Владислав КОВАЛЕВ Тур Хейердал: «Я верю в древнего человека»

Прошло уже много месяцев с того дня, когда, отчалив от марокканского берега (местечко Сафи) и отдавшись Канарскому течению, папирусная «Ра» взяла курс на Центральную Америку. Кроме Хейердала, на ее борту было шесть участников: мексиканец Сантьяго Геновесе, американец Норман Бейкер, итальянец Карло Маури, африканец Абдулла Джибрин, египтянин Жорж Сориал и русский врач Юрий Сенкевич. На «Ра» стоял парус, выполненный, как и сама лодка, со всеми тонкостями древнего мореходного искусства, радиостанция, являющаяся чуть ли не единственной современной деталью экипировки «Ра». В плавании не было официального повара. Каждый из участников, когда подходил его черед, сам становился искусным кулинаром. И сделано это не только из соображений экономии человеческого труда. Из довольно однообразной провизии: сушеных фруктов, овощей, мяса (никаких консервов, все как у древних), так было легче делать более разнообразное меню. Ведь каждый из участников должен был внести (и внес) в приготовление блюда свой неповторимый национальный колорит.

Давайте теперь подумаем: зачем Хейердал предпринимал это экзотичное и совсем не безопасное плавание? Ведь, как свидетельствовала еще задолго до плавания шведская газета «Афтенбладет», воды Вест-Индии в июне — июле чреваты ураганами, и вероятность того, что «Ра» попадет хотя бы в один из них, была достаточно велика. Кроме того, подобные лодки не использовались людьми более двух тысяч лет, последнее упоминание о них мы встречаем в библии. А современные пророки утверждали, что «Ра» просто сгниет в пути.

И вправду, зачем нужно было Хейердалу это рискованное путешествие? Зачем ему, окруженному славой и уважением, обладающему именем, которое открывает перед ним любые двери, рисковать, когда уже за плечами не один десяток лет напряженной борьбы и забот? Может быть, ему не давали покоя подвиги Бомбара, Чичестера или того смельчака, который задумал весной 1969 года на веслах пересечь Атлантику? Нет, не это. (Хотя в принципе можно утверждать и обратное — честолюбие ведь никогда не было чуждо капитану «Кон-Тики».) Хейердал — ученый, и его новое плавание прежде всего новый эксперимент, необходимый ему для того, чтобы проиллюстрировать собственные идеи, доказать: для древних народов, в частности средиземноморских, океан не был непреодолимым барьером — ни мореходным, ни психологическим. Человек древних эр был более гармонично вписан в природу, хорошо ее чувствовал и знал. Именно в этом точка опоры Хейердала, ключ к его экспериментам, как первому — плаванию на бальсовом плоте «Кон-Тики», так и второму, начавшемуся в мае месяце прошлого года. Отсюда историческая экипировка «Ра» и исторический маршрут, которым (так считает Хейердал) древние мореплаватели ходили на Американский континент еще задолго до Колумба и Лейва Эйриксона Удачливого.

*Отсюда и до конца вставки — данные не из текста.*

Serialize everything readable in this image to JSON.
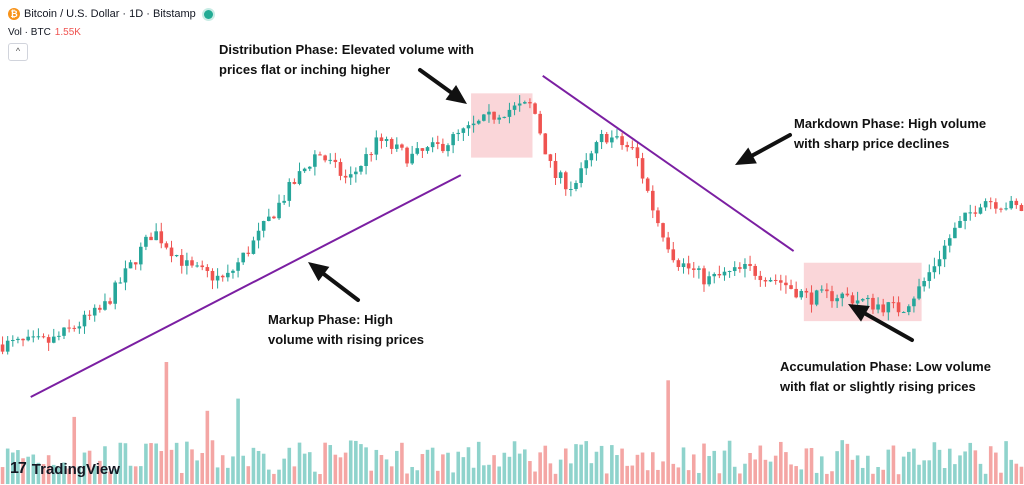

Конечно, нынешним участникам плавания психологически пришлось сложнее, чем их предшественникам из древности. Для последних океан был естественным местом жизни, а папирус — самым надежным и крепким материалом. Кроме того, в морские течения, приливы и отливы древние люди, очевидно, верили так же, как мы в метро или «Красную стрелу», курсирующую между Москвой и Ленинградом.

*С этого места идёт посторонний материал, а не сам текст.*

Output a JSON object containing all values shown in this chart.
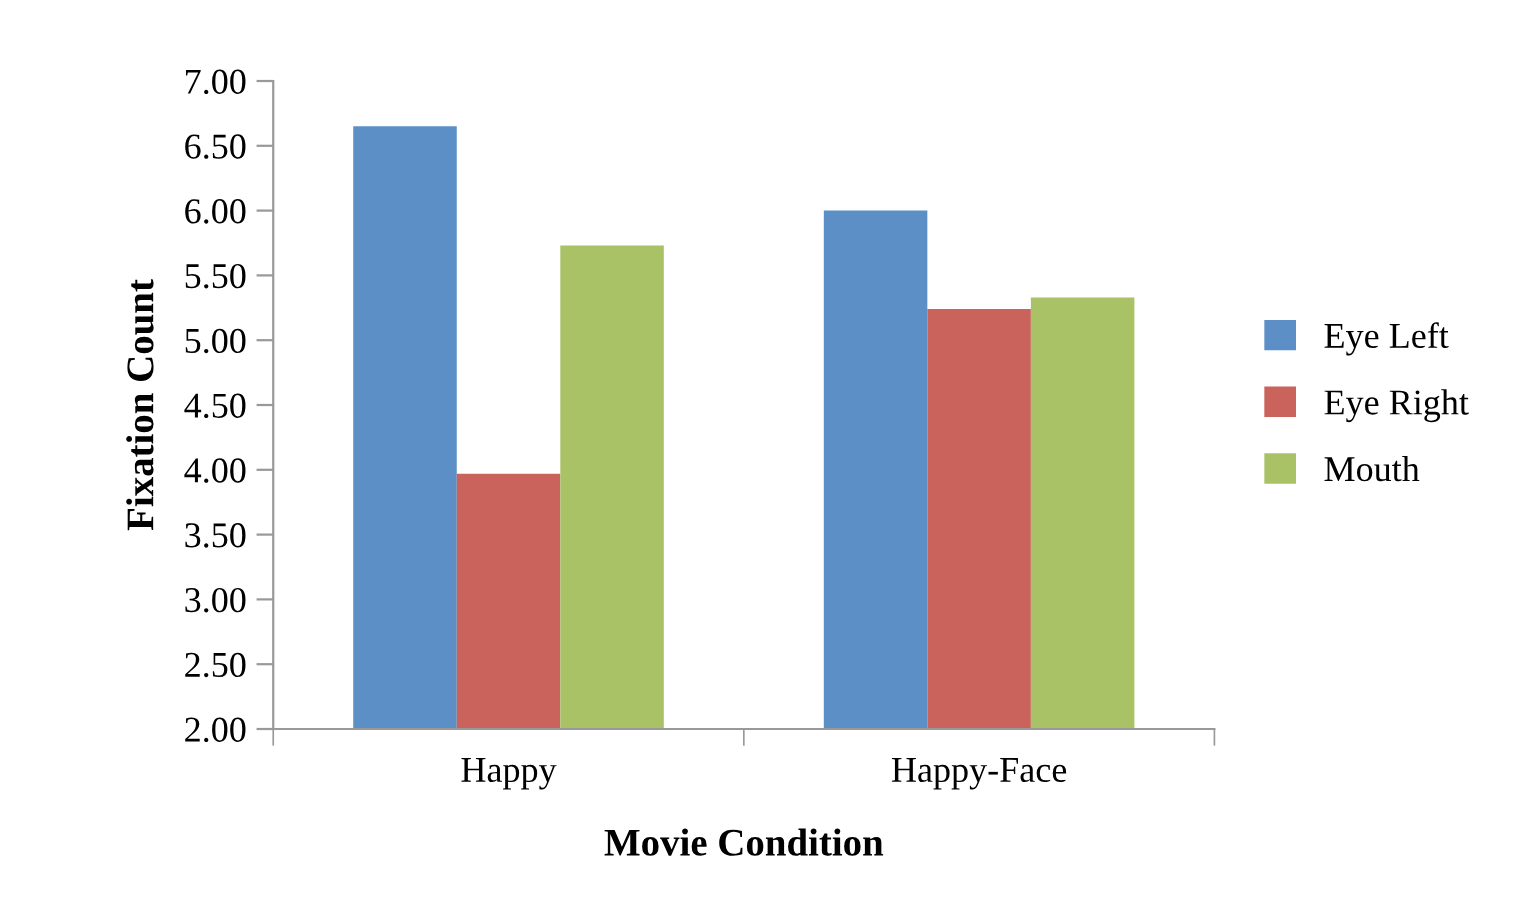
{
  "chart_data": {
    "type": "bar",
    "xlabel": "Movie Condition",
    "ylabel": "Fixation Count",
    "categories": [
      "Happy",
      "Happy-Face"
    ],
    "series": [
      {
        "name": "Eye Left",
        "color": "#5b8fc5",
        "values": [
          6.65,
          6.0
        ]
      },
      {
        "name": "Eye Right",
        "color": "#c9635b",
        "values": [
          3.97,
          5.24
        ]
      },
      {
        "name": "Mouth",
        "color": "#aac266",
        "values": [
          5.73,
          5.33
        ]
      }
    ],
    "ylim": [
      2,
      7
    ],
    "yticks": [
      {
        "value": 2,
        "label": "2.00"
      },
      {
        "value": 2.5,
        "label": "2.50"
      },
      {
        "value": 3,
        "label": "3.00"
      },
      {
        "value": 3.5,
        "label": "3.50"
      },
      {
        "value": 4,
        "label": "4.00"
      },
      {
        "value": 4.5,
        "label": "4.50"
      },
      {
        "value": 5,
        "label": "5.00"
      },
      {
        "value": 5.5,
        "label": "5.50"
      },
      {
        "value": 6,
        "label": "6.00"
      },
      {
        "value": 6.5,
        "label": "6.50"
      },
      {
        "value": 7,
        "label": "7.00"
      }
    ],
    "grid": false,
    "legend": "right"
  }
}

Современные люди по-другому строят свои отношения с природой. Океан для них — препятствие, которое нужно преодолевать или на воздушном лайнере, или в крайнем случае на хорошей морской яхте. Отсюда и отношение к «Ра» как к чему-то слишком ненадежному, эфемерному.

В то же время здравый смысл говорил о том, что, пользуясь папирусной лодкой, Хейердал рисковал значительно меньше, чем Бомбар или тот же англичанин, переплывший на веслах океан. Надувная лодка Бомбара могла лопнуть от перегрева, встречи с акулой, которой ничего не стоило пропороть резиновую ткань, наконец, от несчастной случайности, от которой никто и никогда не застрахован. У англичанина могло сломаться весло, прохудиться корпус. Папирус же, даже если бы «Ра» вся прохудилась, все равно не терял своей плавучести.

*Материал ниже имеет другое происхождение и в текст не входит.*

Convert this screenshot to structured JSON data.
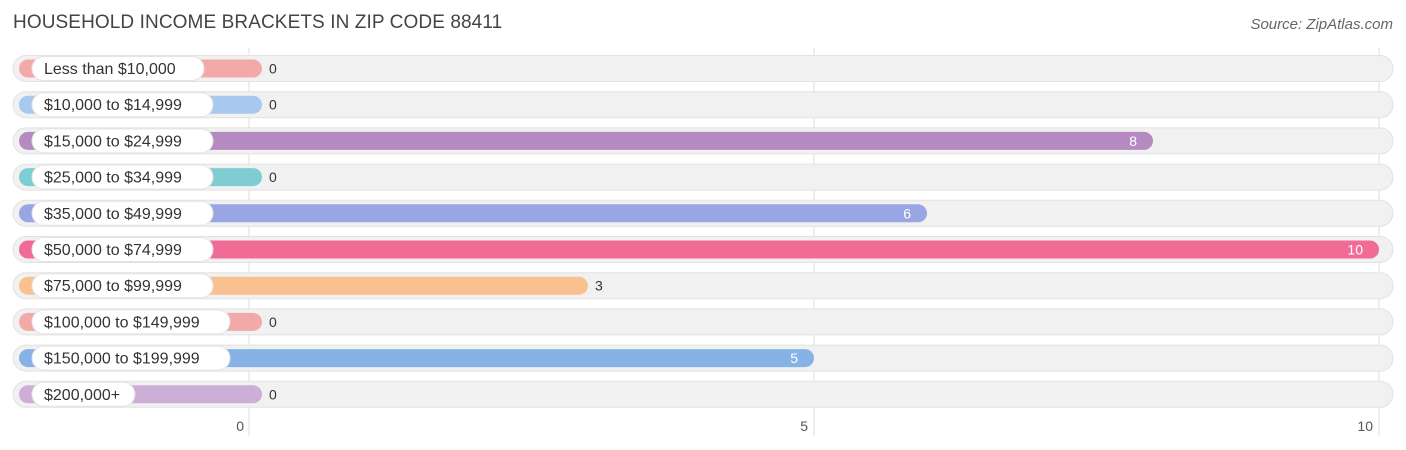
{
  "header": {
    "title": "HOUSEHOLD INCOME BRACKETS IN ZIP CODE 88411",
    "source": "Source: ZipAtlas.com"
  },
  "chart_data": {
    "type": "bar",
    "orientation": "horizontal",
    "title": "HOUSEHOLD INCOME BRACKETS IN ZIP CODE 88411",
    "xlabel": "",
    "ylabel": "",
    "xlim": [
      0,
      10
    ],
    "x_ticks": [
      0,
      5,
      10
    ],
    "grid": true,
    "categories": [
      "Less than $10,000",
      "$10,000 to $14,999",
      "$15,000 to $24,999",
      "$25,000 to $34,999",
      "$35,000 to $49,999",
      "$50,000 to $74,999",
      "$75,000 to $99,999",
      "$100,000 to $149,999",
      "$150,000 to $199,999",
      "$200,000+"
    ],
    "values": [
      0,
      0,
      8,
      0,
      6,
      10,
      3,
      0,
      5,
      0
    ],
    "colors": [
      "#f2a9a8",
      "#a9c8ed",
      "#b48ac0",
      "#7dcdd2",
      "#9aa6e3",
      "#f06b96",
      "#f9c18f",
      "#f2a9a8",
      "#86b2e6",
      "#cdaed6"
    ]
  }
}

Правда, здесь имели место возражения и совсем иного толка. Так, норвежская газета «Афтенпостен» рассказывала на своих страницах об опытах специалиста по папирусу, некоего Рагаба, которые он проводил в своей каирской квартире. Продержав несколько дней папирус в ванне и обнаружив, что он все время впитывает воду, Рагаб связался с Хейердалом и испуганно сообщил ему об этом. Хейердал приехал и обнаружил, что папирус, впитывая воду, одновременно очень существенно увеличивался в объеме. При этом плавучесть его практически не изменилась. Но Рагаб не отступал. Через две недели он снова позвонил Хейердалу и с восторгом сообщил, что вода в ванне начала пузыриться, а папирус — гнить. Хейердал посоветовал ему сменить воду, напомнив при этом, что он собирается плыть по океану, а не стоять на месте.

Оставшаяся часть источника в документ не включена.